The Mets had no problems getting the engine running (going 9-4 their first 13 games). Two young talents—utility player Jeff McNeil and first baseman Pete Alonso—emerged from the lineup and put up MVP caliber numbers. McNeil went 4-5 on the second game of the season and quickly became one of the league’s top hitters. Meanwhile, Alonso’s power became known to everyone almost immediately, hitting 18 home runs in a span of two months. Despite terrific performances from these two, coupled with ace pitching from Jacob DeGrom, the Mets could not keep the engine running. Relievers from the likes of Robert Gsellman to Chris Flexen had trouble not letting up runs. By the end of June, the Mets blew a league leading 20 wins all thanks to the ineptness of the bullpen. 2018 All-Star closer Edwin Diaz was all too irregular, and the Mets plummeted to a dismal 40-50 before the All-Star break, 13.5 games behind division leaders Atlanta Braves.

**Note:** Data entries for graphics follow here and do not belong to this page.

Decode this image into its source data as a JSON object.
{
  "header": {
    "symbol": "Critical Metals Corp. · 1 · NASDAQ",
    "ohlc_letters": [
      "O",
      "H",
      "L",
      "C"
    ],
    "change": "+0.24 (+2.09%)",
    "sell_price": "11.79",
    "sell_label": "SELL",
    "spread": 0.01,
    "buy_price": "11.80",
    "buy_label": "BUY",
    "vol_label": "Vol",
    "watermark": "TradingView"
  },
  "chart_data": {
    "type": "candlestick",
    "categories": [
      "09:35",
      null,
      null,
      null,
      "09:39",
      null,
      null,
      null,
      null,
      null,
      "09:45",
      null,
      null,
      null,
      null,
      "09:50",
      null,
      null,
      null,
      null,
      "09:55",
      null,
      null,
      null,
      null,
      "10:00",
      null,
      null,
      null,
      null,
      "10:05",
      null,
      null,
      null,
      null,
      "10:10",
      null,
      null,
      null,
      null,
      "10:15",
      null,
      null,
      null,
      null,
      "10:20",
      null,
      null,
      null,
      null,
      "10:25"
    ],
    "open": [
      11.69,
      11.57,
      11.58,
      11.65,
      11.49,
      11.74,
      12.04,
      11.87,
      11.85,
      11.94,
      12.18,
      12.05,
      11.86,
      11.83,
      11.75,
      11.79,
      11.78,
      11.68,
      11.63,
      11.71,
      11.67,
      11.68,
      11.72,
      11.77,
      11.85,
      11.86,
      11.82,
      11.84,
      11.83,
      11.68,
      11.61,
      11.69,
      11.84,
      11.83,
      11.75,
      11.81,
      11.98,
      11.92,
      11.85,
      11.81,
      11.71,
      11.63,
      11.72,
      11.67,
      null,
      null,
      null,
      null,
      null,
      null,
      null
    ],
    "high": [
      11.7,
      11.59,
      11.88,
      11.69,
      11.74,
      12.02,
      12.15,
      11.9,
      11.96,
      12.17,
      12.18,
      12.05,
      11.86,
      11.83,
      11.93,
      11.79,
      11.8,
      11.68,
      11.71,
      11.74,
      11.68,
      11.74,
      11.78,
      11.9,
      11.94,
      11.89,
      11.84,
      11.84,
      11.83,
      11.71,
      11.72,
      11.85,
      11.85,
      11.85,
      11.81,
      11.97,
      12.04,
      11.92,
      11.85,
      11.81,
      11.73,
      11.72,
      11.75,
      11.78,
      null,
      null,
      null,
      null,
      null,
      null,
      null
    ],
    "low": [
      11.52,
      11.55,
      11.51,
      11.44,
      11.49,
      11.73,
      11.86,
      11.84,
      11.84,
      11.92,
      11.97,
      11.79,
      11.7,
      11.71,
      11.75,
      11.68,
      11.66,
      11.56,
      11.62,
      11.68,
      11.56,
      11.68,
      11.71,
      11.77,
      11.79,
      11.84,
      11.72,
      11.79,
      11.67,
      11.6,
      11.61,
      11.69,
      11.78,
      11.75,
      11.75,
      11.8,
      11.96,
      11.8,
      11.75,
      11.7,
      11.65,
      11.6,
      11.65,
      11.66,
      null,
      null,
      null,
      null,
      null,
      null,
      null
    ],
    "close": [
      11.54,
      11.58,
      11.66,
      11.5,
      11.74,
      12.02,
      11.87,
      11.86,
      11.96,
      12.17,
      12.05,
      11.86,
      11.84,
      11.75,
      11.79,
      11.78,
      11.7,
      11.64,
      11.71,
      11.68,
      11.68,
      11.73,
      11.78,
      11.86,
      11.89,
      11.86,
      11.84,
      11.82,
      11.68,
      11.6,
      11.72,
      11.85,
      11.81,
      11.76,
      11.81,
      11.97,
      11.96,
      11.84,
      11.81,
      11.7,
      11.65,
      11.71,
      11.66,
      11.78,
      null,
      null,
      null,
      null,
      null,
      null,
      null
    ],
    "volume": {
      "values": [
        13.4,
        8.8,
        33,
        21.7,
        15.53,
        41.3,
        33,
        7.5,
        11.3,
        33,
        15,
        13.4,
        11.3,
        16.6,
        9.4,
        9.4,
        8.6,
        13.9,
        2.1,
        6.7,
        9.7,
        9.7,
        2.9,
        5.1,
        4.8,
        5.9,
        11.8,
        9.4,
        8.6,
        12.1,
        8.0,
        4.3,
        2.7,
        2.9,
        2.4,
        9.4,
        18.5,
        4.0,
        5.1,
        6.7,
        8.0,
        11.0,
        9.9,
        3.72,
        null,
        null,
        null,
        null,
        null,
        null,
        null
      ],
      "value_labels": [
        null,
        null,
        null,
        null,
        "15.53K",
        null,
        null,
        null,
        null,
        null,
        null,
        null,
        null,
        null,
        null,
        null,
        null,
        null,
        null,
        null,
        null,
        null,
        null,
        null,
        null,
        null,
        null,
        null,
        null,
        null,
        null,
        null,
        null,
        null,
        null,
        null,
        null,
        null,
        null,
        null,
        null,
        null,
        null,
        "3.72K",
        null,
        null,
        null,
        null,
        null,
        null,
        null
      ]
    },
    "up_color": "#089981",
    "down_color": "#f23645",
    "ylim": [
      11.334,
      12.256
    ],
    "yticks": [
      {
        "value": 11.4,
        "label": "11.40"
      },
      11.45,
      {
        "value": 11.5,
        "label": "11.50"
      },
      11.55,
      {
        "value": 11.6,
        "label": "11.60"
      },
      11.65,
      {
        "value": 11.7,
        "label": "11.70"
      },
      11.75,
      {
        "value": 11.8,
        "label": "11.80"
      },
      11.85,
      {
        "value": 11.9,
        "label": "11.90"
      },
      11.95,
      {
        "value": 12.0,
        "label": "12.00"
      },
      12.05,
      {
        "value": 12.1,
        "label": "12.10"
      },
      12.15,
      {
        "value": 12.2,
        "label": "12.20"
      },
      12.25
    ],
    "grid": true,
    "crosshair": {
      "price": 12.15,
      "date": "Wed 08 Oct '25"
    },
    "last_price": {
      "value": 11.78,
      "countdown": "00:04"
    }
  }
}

Wagenen’s infamous words hung over his head.

Then came the Homerun Derby, where millions of baseball fans saw Alonso destroy the competition and take the title. I took this as a sign that perhaps the underperforming team from Queens, New York was not yet out of the playoff picture. And when the second half of the MLB season began, it was Alonso who was leading the miracle the Mets needed to get into the postseason.

Since July 12, Alonso has crushed 24 HR’s and has broken both the National League rookie season record and the Mets franchise record. He is on pace to reach 50 by the end of the season. Shortstop Amed Rosario and Davis also began to make their impact on the Mets. Davis’s batting average jumped from .275 to .311 in a month, while Rosario has recorded a career-high 143 hits even before September. Ramos has turned his season around as well with an ongoing 22 game hitting streak and a .407 BA in August. Wagenen's questionable signings are beginning to have paid off, and all the while, McNeil has one five highest batting average in the MLB.

From the run support came a boost of confidence to some of the weaker links in the pitching rotation. Seth Lugo and Gsellman have dominated as relievers since the All-Star break and Diaz has quietly recorded 25 saves. More importantly, though, Steven Matz got his big break. Matz has an ERA of 1.75 in his last eight starts. This is a much better statistic then the 4.00 ERA he held in the month of June. His dominance is a metaphor for the Mets’ pitching, which is currently the finest in the MLB. Matz is pitching like an All-Star against top-caliber teams and could be extremely valuable as the Mets head into their last 30 games. Since the All-Star Break, the Mets’ bullpen ranks first in the MLB and leads in lowest ERA and lowest runs allowed, a complete turnaround from their 21st place rank just two months ago.

The Mets have won 27 of their last 40 games, including a sweep of the AL Central Division Leaders Cleveland Indians. But what determines the Mets’ chances to make the postseason is their ability to stand toe to toe with the best five teams of the National League. The Mets recently lost six close games and are due to compete against the Nationals, Phillies, and the Dodgers in the coming weeks. These are all teams that, like the Mets, have dominated July and August. If the Mets are able to get a winning record from these three series, then perhaps a playoff spot would not be a miracle, but rather a “Mets-pectation.”